A partire da gennaio 2023 spostarsi con i mezzi pubblici in città sarà più caro di venti centesimi a causa della pandemia e del caro energia. Perciò fra comprensione e nervosismo si inaugura un dubbio: forse gli 'spostapoveri' meneghini non sono così efficienti come dicono

A Milano aumentano i biglietti della metro, ma siamo sicuri che il servizio sia davvero ‘top’?

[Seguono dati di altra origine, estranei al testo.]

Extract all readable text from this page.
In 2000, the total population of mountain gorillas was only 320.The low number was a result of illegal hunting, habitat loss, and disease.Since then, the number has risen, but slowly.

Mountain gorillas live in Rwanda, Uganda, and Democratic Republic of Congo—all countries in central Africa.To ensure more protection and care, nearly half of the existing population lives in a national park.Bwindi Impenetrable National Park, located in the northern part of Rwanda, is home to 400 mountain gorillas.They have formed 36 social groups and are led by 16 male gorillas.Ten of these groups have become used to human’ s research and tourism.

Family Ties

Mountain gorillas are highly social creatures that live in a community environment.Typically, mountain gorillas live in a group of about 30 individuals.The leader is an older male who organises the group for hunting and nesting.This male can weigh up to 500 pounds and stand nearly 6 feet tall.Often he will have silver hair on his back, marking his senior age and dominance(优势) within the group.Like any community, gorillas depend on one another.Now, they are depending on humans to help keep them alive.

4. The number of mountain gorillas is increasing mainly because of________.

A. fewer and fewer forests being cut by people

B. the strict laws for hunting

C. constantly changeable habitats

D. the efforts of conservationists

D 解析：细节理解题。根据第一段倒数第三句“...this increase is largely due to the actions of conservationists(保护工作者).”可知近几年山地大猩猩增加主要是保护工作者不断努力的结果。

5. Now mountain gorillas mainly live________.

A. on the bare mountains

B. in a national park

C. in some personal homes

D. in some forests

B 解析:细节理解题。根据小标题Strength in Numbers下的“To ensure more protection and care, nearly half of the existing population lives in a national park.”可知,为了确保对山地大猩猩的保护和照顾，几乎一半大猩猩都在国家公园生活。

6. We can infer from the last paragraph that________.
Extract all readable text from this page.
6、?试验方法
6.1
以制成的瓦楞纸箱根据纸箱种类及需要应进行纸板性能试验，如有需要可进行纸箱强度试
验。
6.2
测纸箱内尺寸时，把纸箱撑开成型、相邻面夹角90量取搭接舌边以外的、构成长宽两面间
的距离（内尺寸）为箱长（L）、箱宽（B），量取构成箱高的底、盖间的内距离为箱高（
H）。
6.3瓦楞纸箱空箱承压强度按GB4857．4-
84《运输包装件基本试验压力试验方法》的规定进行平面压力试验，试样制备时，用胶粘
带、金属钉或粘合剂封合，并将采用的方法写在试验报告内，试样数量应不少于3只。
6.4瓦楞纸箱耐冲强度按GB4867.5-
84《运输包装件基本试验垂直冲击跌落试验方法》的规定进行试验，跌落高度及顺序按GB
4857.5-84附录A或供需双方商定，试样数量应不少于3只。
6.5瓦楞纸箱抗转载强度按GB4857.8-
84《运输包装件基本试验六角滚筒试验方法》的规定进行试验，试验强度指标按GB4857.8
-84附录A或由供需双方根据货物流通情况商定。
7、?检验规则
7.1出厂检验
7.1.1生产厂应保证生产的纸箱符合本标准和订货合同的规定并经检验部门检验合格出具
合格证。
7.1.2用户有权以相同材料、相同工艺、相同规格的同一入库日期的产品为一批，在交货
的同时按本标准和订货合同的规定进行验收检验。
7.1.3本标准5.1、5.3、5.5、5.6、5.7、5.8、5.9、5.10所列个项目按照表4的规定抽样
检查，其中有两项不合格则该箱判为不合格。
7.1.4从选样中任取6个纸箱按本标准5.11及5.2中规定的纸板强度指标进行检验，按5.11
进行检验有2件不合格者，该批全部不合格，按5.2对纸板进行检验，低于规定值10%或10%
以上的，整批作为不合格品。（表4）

Foto di Mattia Gravili/REDACO/Universal Images Group via Getty Images

Due euro e venti. Questo è il nuovo prezzo di un biglietto singolo per i mezzi pubblici a Milano a partire dal 9 gennaio 2023. Un rincaro a cui seguono, a ruota, anche alcune altre forme di cachet: da 7 euro a 7,60 per il ticket di viaggio giornaliero, da 12 a 13 quello valido per tre giorni e da 18 a 19,50 per quello settimanale. Non cambierà il costo degli abbonamenti, come ha specificato il sindaco Beppe Sala: «Gli abbonamenti non verranno toccati. Toccherà più gli occasionali. A questo punto dovendo farlo lo facciamo. È una situazione che tocca un po’ tutte le grandi città». In effetti non solo a Milano, ma anche a Roma la situazione circa i biglietti del trasporto pubblico è in evoluzione. Il Bit, il biglietto urbano con durata valida cento minuti, dovrebbe aumentare, secondo quanto riportato dai media, da 1,50 a 2 euro entro il prossimo luglio, mentre a Napoli il rincaro è già ufficiale, con una tariffa portata da 1,10 a 1,20 euro, e anche in questo caso, a cascata, sono aumentati pure i tariffari di altre linee di spostamento in tutta la Campania, come i treni suburbani.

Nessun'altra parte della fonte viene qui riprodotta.